# Milling Stumps . .



## TexasTimbers (Oct 17, 2006)

I've been wrestling one on the mill for a couple hours, and started to name this thread "Stump Wrestling" or "Get a Bigger Hammer" because it is so danged ungainly and bizarre on the fell cuts and what-not I couldn't use my hydraulics to move it. Wrestling logs and stumps is keeping me young -- but making me feel real old at night. 

Actually it's been two hours *off and on* . . . I had a neighbor come to visit for a couple hours just as I was getting it whittled down fairly decent. Fixing to get back out there and rip some pepper mill and bowl blanks. I was expecting more out of this stump but it ain't bad, just figured it would have more figure -- it's a crotch stump after all. I had end-grain table top plans for this stump but I had to cut it long grain to fill an order. It was getting too dry too fast anyway it need to be taken apart. 

I had just got through bragging to Daren this a.m. about how I've been having such success with freehand sharpening on my band mill blades . . . but when I was ripping this stump I noticed the blade developed a tip outside the set for some reason, and it was leaving a real nice line. :thumbdown: 

Just wanted to contribute a thread -- I don't start many so just trying to haul my weight . . . . . . .


----------



## Daren (Oct 14, 2006)

TexasTimbers said:


> "Stump Wrestling"... is keeping me young -- but making me feel real old at night.


...this one cracked one of my ribs :icon_sad:...


----------



## TexasTimbers (Oct 17, 2006)

TexasTimbers said:


> . . . I couldn't use my hydraulics to move it. . . . .


After seeing your post I just imagined you maybe reading that part and thinking what a spoiled brat I am because "I don't have my hydraulics" :icon_cry: :lol:

I'm uploading some pics right now nothing to write home about but better than salt grass I guess. 
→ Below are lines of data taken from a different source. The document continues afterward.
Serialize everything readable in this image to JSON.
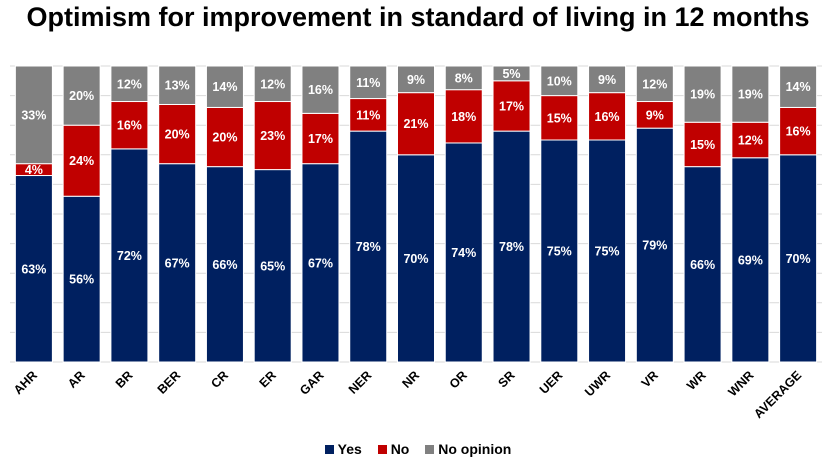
{
  "chart_data": {
    "type": "bar",
    "stacked": true,
    "percent_stacked": true,
    "title": "Optimism for improvement in standard of living in 12 months",
    "xlabel": "",
    "ylabel": "",
    "ylim": [
      0,
      100
    ],
    "grid": true,
    "legend_position": "bottom",
    "categories": [
      "AHR",
      "AR",
      "BR",
      "BER",
      "CR",
      "ER",
      "GAR",
      "NER",
      "NR",
      "OR",
      "SR",
      "UER",
      "UWR",
      "VR",
      "WR",
      "WNR",
      "AVERAGE"
    ],
    "series": [
      {
        "name": "Yes",
        "color": "#002060",
        "values": [
          63,
          56,
          72,
          67,
          66,
          65,
          67,
          78,
          70,
          74,
          78,
          75,
          75,
          79,
          66,
          69,
          70
        ]
      },
      {
        "name": "No",
        "color": "#C00000",
        "values": [
          4,
          24,
          16,
          20,
          20,
          23,
          17,
          11,
          21,
          18,
          17,
          15,
          16,
          9,
          15,
          12,
          16
        ]
      },
      {
        "name": "No opinion",
        "color": "#808080",
        "values": [
          33,
          20,
          12,
          13,
          14,
          12,
          16,
          11,
          9,
          8,
          5,
          10,
          9,
          12,
          19,
          19,
          14
        ]
      }
    ],
    "value_suffix": "%"
  }
}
Yeah that mother looks like a rib-breaker for sure. Glad it wasn't a toe they are much worse believe me.


----------



## jeffreythree (Jan 9, 2008)

TexasTimbers said:


> . . . but when I was ripping this stump I noticed the blade developed a tip outside the set for some reason, and it was leaving a real nice line. :thumbdown:


You should see what bands look like after milling bois d'arc stumps after who knows how many years out of the ground drying. :laughing:


----------



## TexasTimbers (Oct 17, 2006)

jeffreythree said:


> You should see what bands look like after milling bois d'arc stumps after who knows how many years out of the ground drying. :laughing:


If anyone knows brother, it's me. :yes:


----------



## beelzerob (May 2, 2010)

As they say, it didn't happen unless there's pictures. Come on TT, your guy's pics of milled wood is what keeps me punishing my Grizzly bandsaw with black locust logs. I never knew how fun it was to saw open a log just to see whats there!


----------



## TexasTimbers (Oct 17, 2006)

This is essentially ripping with a bandsaw. Slang for it in sawyer-speak is "making french fries". 
















Making pepper mill blanks . . . 








Like I said nothing fancy but better than a poke in the eye.


----------



## beelzerob (May 2, 2010)

That's really how the wood looks, or did you accidentally bleed all over it? That's ridiculous how red that is.


----------



## Daren (Oct 14, 2006)

TexasTimbers said:


> This is essentially ripping with a bandsaw. Slang for it in sawyer-speak is "making french fries".


Nice stump. Yea those long shavings coming out are funny looking aren't they when we are used to fine dust. I have been playing more with my mill lately making cuts we are not supposed to make, like cross grain. You have more HP than I do, my little mill doesn't like to make wide cross grain cuts on hardwood. She does it, but I have to feed slow.


----------



## drcollins804 (Jan 11, 2008)

beelzerob said:


> That's really how the wood looks, or did you accidentally bleed all over it? That's ridiculous how red that is.


Thats really how it looks. follow his flame box elder link at the bottom of his posts and take a look.
David


----------



## Streamwinner (Nov 25, 2008)

*cosmic correlate*

This picture looks like the gas pillars in the Pillars of Creation, with a little underworld design:


----------



## beelzerob (May 2, 2010)

I was thinking it looked more like a bat.


----------